The system automatically registers attendance without disturbing the class. It uses an iBeacon in each classroom to determine location. It also uses a camera and deep learning analysis to prevent students cheating the system by having someone else attend. The researchers say the system is better than biometric scanning and RFID that requires manual reading one by one.
The solution uses iBeacons but it’s the Bluetooth MAC address that’s used for room identification. The scanner and camera interface uses a Raspberry Pi that sends data to a server.
There are lots of ways of processing Bluetooth signal strength (RSSI) to determine location. Being based on radio, RSSI suffers from fluctuations, over time, even when the sender and receiver don’t move.

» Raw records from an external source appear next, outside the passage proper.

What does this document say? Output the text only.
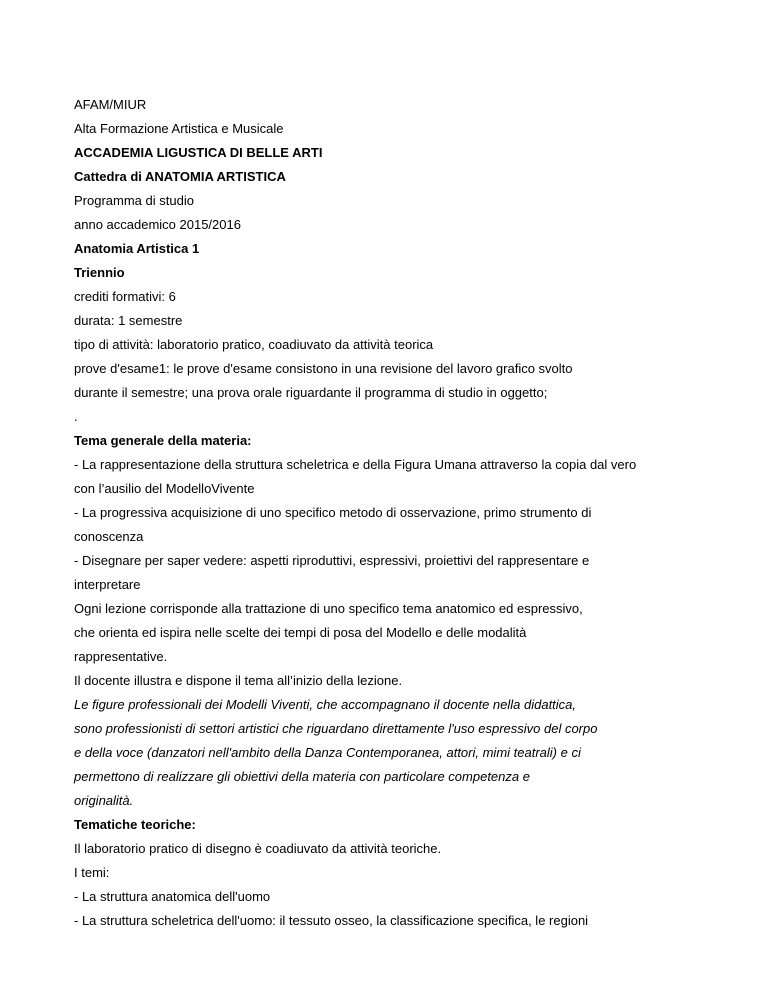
AFAM/MIUR
Alta Formazione Artistica e Musicale
ACCADEMIA LIGUSTICA DI BELLE ARTI
Cattedra di ANATOMIA ARTISTICA
Programma di studio
anno accademico 2015/2016
Anatomia Artistica 1
Triennio
crediti formativi: 6
durata: 1 semestre
tipo di attività: laboratorio pratico, coadiuvato da attività teorica
prove d'esame1: le prove d'esame consistono in una revisione del lavoro grafico svolto
durante il semestre; una prova orale riguardante il programma di studio in oggetto;
.
Tema generale della materia:
- La rappresentazione della struttura scheletrica e della Figura Umana attraverso la copia dal vero
con l’ausilio del ModelloVivente
- La progressiva acquisizione di uno specifico metodo di osservazione, primo strumento di
conoscenza
- Disegnare per saper vedere: aspetti riproduttivi, espressivi, proiettivi del rappresentare e
interpretare
Ogni lezione corrisponde alla trattazione di uno specifico tema anatomico ed espressivo,
che orienta ed ispira nelle scelte dei tempi di posa del Modello e delle modalità
rappresentative.
Il docente illustra e dispone il tema all’inizio della lezione.
Le figure professionali dei Modelli Viventi, che accompagnano il docente nella didattica,
sono professionisti di settori artistici che riguardano direttamente l'uso espressivo del corpo
e della voce (danzatori nell'ambito della Danza Contemporanea, attori, mimi teatrali) e ci
permettono di realizzare gli obiettivi della materia con particolare competenza e
originalità.
Tematiche teoriche:
Il laboratorio pratico di disegno è coadiuvato da attività teoriche.
I temi:
- La struttura anatomica dell'uomo
- La struttura scheletrica dell'uomo: il tessuto osseo, la classificazione specifica, le regioni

Trilateration and fingerprinting are common techniques to improve location accuracy based on RSSI. The paper improves on these by using analysis based on Kalman filtering of segments delimited by turns. This is used to derive locations based on pedestrian dead reckoning.
The researchers achieved a positioning accuracy of 2.75m.
This research looked into optimising the location of sensors as opposed to the more usual methods of filtering signals to improve accuracy. The aim was to reduce deployment costs by deploying more sensors in critical areas that were identified as needing greater positioning accuracy.
The critical-grid coverage scheme and NSGA-II algorithm were used to optimise the placement of iBeacon nodes in underground parking lots.